How Musicians find sustainable success in a turbulent music business [Keith Jopling, MIDiA]
A new study looks at how Musicians find sustainable success in the turbulent music business, their strategies to thrive in unpredictable times, and how chaos can even fuel stability.
by Keith Jopling of MIDiA Research
How do we take the pulse of success for music artists in 2024?
In ‘Sustainability from chaos: How today’s artists find sustainable success in a turbulent music industry’ , we explore this question from the artist’s point of view and from the perspective of artist services companies. Using MIDiA’s fifth annual survey of global independent music creators, in-depth conversations with artists, and secondary research on topics such as career longevity and success, we re-evaluate what success looks like and how it can be measured more holistically for the modern-day music artist.
Over the past decade, the music industry’s approach to talent discovery, marketing, and artist careers has become too data obsessed, near sighted, and damaging to the industry’s lifeblood. Artists are being sold short and, in turn, this has created a dysfunctional creative-commercial ecosystem.
We are not saying that the music industry does not put talent first. Managers and A&Rs are looking to tap into and nurture talent. Live promoters and agents will have a glimpse of whether an artist or band can stand the test of time based on early performances. Senior leaders in the recorded music sector, in publishing, and in the live space have a vested interest and mission to help artists build long-term careers. Notably, the most frequent obstacle is the industry itself, where everyone wants to ride on ‘success’ by building on markers and metrics that reduce risk or guarantee quick returns. This has turned the artist’s journey into a self-fulfilling prophecy: go viral or give up. The music promotion cycle is relentless. With ever-shorter timelines given to campaigns and artists required to generate seemingly endless new content – be that new compositions or social media clips – the system is turning artists into content creators whether they like it or not. This behaviour is not sustainable long-term for the vast majority of music artists.
In the white paper, we analysed an artist survey (n=450) and spoke with several emerging artists from different global scenes. We extensively researched existing material on the topic of success – with a particular focus on artist interviews across various media outlets.
The report considers the implications for labels and artist services companies, including:
- Today’s music creators believe that connection and moving audiences with music is their main definition of success, regardless of how big those audiences are
- Creators prioritise artistic integrity, creative fulfilment, and long-term sustainability as they navigate the ever-changing landscape of the music industry
- Many of the factors and metrics that underpin success are embroiled in the vested interests of the music industry machine and rarely set in the context of artist’s own goalsFEATURED REPORTIndependent label surveyPlaying the volume gameThis report presents data from the 2023 MIDiA Research Independent Record Label survey The survey was fielded across three months in H1 2023, closing in May2023, with a sample size of 142 Topics covered…Find out more…
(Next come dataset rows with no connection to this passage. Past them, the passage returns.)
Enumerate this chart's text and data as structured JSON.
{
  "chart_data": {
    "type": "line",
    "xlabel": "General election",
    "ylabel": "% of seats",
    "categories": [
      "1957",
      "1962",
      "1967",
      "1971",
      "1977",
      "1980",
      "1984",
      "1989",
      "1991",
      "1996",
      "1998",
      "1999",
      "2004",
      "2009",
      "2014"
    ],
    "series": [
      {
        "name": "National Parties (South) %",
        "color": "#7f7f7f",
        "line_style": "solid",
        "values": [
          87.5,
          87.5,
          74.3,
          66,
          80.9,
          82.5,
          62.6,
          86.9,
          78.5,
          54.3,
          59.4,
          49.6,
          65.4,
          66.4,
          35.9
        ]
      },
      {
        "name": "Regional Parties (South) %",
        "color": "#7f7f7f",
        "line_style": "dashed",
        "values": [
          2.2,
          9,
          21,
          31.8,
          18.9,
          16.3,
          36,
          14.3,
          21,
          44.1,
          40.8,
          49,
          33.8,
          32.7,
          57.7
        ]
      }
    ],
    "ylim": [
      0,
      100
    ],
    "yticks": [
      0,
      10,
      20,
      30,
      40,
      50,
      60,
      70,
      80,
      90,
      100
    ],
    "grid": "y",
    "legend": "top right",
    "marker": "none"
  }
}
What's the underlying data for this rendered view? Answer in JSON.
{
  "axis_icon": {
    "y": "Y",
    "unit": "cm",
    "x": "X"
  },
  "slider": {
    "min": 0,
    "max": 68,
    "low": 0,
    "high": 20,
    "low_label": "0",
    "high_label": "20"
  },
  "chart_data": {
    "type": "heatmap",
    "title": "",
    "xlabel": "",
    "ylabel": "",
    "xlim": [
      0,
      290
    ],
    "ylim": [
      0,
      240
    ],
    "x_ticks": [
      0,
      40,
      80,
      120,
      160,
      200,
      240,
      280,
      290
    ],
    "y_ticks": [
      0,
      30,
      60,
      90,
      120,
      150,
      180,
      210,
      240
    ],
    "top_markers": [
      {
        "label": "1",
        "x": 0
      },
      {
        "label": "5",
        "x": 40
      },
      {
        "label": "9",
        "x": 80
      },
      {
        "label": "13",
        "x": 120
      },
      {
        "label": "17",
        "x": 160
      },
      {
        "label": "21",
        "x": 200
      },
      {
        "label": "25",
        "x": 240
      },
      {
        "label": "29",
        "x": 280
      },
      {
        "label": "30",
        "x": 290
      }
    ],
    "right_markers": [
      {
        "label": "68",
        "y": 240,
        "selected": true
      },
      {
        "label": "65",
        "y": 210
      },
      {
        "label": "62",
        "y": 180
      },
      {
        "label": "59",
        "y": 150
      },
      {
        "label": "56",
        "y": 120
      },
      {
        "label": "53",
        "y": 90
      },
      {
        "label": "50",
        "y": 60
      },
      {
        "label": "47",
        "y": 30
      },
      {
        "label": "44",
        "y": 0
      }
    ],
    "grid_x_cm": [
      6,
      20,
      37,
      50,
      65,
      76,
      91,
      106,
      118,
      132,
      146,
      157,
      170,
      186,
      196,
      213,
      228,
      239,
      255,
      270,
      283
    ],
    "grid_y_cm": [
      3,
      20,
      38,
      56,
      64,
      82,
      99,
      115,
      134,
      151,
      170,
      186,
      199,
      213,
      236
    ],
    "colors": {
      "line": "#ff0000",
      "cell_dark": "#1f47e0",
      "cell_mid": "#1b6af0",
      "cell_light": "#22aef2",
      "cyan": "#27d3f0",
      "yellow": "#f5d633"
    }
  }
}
- Breaking through the noise is the number one challenge for artists, followed by not having enough time to create
- Although artists aspire for independence, they cannot sustain a career without help and partners. More artists than ever are seeking to make a career out of making music, yet less than 5% are signed to labels – 1% with majors, and the rest with indies. A whopping 95% of artists are what we call ‘artist direct’, i.e., artists who release music independently through a distributor / artist services platform (with around 2% of these having previously exited the label system)
- When asked about their ideal partners for creating and releasing music, artists showed a preference to working with distributors, self-serve platforms, and independent labels
- All labels and artist services companies should take a longer-term view on artist relationships, focusing on the unique and multifaceted aspirations of success that artists themselves have, to meet their needs in the increasingly complex and demanding environment
Getting ahead of the curve on success and artist careers
Chasing spikes in metrics is simply pouring fuel on the fire of streaming algorithms and forcing artists into narrow lanes of success. Many of the measures of success that drive the industry now are hype indicators: measures designed to achieve spikes in the hope of triggering other markers. Tracing these indicators from artist to follower still does not truly indicate how many people artists can define as a fan, or the type of fan they are. It makes career building more difficult from the start. Artists would prefer full creative backing behind a song or album project and more sustained marketing – even if the result is steady, incremental progress rather than immediate spikes in short-term metrics.
For artists, success boils down to five universal career goals:
- Sustainability – to be able to make a living and ultimately give up the day job
- Recognition – from peers in a scene and from audience numbers, but also audience feedback
- Progression – to improve as an artist from the perspective of creation, performance and recognition in / contribution to a scene
- Longevity – to have a career that will last, with creative twists and turns that will bring some fans along and win over new ones while losing others
- Legacy – to build a catalogue of work that has a chance to be evergreen, recurring, and recognised as classic
Artists are ambitious. They enter into a world that is ultra competitive and full of risk and uncertainty, placing themselves in the eye of the hurricane. What artists really seek – as many managers, executives, and collaborators know – is a sense of forward momentum that encapsulates creative progression, the respect of peers, and a growing fanbase.
This white paper has identified developing attitudes that are necessary to redefining success in the music industry. While the hard work has been done in bringing around this change, there is still substantial progress needed.